Regenerative responses predispose tissues to tumor initiation by largely unknown mechanisms. High-mobility group box 1 (HMGB1) is a danger-associated molecular pattern contributing to inflammatory pathologies. Here, we show that HMGB1 derived from keratinocytes, but not macrophages, delays cutaneous mechanical wound healing and drives tumor formation, while protecting from epidermal barrier perturbation. In wounds of mice selectively lacking HMGB1 in keratinocytes, a marked reduction in NETosis, a neutrophil-specific cell death program, is observed, preventing wound-induced skin tumorigenesis. We conclude that tumorigenicity of the wound microenvironment depends on epithelial-derived HMGB1 regulating NETosis, thereby establishing a mechanism linking reparative inflammation to tumor initiation.

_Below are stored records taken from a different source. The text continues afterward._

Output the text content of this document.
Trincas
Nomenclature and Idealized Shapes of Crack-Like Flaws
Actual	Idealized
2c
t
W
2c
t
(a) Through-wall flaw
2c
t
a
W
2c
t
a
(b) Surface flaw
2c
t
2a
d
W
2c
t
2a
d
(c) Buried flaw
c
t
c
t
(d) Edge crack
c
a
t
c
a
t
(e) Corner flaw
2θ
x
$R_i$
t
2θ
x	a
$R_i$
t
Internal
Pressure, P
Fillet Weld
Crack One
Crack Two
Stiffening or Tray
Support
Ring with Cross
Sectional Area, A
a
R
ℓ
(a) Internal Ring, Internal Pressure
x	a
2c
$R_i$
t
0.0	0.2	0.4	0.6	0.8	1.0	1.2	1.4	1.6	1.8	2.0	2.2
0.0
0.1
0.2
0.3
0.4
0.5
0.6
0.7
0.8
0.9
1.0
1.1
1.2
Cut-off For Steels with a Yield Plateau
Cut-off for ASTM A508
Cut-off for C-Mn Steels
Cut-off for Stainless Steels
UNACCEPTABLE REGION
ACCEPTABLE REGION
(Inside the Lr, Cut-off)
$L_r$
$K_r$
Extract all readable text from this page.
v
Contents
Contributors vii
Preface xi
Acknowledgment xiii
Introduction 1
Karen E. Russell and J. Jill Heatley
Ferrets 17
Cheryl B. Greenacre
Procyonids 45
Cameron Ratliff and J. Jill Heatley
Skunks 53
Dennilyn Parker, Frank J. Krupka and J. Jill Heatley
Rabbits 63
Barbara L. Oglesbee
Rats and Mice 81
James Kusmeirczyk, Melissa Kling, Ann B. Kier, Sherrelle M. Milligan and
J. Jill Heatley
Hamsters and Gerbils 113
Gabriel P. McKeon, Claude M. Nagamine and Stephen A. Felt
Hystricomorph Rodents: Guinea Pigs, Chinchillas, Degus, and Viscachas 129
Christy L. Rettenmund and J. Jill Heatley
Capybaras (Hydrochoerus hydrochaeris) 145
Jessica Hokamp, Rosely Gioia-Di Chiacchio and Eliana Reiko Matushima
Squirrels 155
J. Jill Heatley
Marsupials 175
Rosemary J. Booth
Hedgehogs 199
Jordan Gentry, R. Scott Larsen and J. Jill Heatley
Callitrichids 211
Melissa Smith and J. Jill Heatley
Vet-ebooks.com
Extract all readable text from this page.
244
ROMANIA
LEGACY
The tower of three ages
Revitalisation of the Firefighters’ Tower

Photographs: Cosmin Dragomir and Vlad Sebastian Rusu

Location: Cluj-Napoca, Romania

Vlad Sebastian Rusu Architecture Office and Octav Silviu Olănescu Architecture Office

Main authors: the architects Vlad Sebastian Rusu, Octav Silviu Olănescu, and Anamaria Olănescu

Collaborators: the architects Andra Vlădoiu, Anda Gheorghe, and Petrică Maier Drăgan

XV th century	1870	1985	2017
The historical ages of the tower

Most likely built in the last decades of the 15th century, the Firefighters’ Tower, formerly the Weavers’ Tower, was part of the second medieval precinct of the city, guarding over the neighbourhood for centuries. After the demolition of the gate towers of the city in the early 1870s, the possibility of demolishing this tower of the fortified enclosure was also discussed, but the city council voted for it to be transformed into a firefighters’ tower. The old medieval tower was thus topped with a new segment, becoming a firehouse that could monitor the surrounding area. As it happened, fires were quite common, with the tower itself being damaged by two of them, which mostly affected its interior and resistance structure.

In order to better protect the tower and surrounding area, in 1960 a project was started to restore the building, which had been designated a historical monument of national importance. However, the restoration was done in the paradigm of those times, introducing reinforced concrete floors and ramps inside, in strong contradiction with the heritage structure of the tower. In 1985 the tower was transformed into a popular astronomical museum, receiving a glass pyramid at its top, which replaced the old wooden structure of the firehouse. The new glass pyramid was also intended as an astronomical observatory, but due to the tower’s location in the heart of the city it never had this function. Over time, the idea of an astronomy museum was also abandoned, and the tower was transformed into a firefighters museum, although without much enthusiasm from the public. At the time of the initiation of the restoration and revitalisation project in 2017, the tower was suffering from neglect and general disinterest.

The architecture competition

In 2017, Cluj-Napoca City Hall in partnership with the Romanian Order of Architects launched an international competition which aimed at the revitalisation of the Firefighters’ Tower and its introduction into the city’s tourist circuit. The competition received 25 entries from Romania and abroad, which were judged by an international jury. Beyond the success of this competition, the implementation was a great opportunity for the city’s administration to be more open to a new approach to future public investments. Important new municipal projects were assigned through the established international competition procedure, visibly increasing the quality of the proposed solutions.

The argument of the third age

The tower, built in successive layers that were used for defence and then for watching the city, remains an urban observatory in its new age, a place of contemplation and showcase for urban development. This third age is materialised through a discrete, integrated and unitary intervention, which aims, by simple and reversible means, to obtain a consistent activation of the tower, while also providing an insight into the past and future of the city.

To test the putative beneficial effect of targeting HMGB1 in wound healing applications, we developed hydrogels comprising an HMGB1 inhibitor and analyzed rates of injury repair in normoglycemic and diabetic mice and in pigs. We were able to demonstrate that inhibition of HMGB1 results in accelerated wound healing responses and outperforms current standard-of-care hydrogels.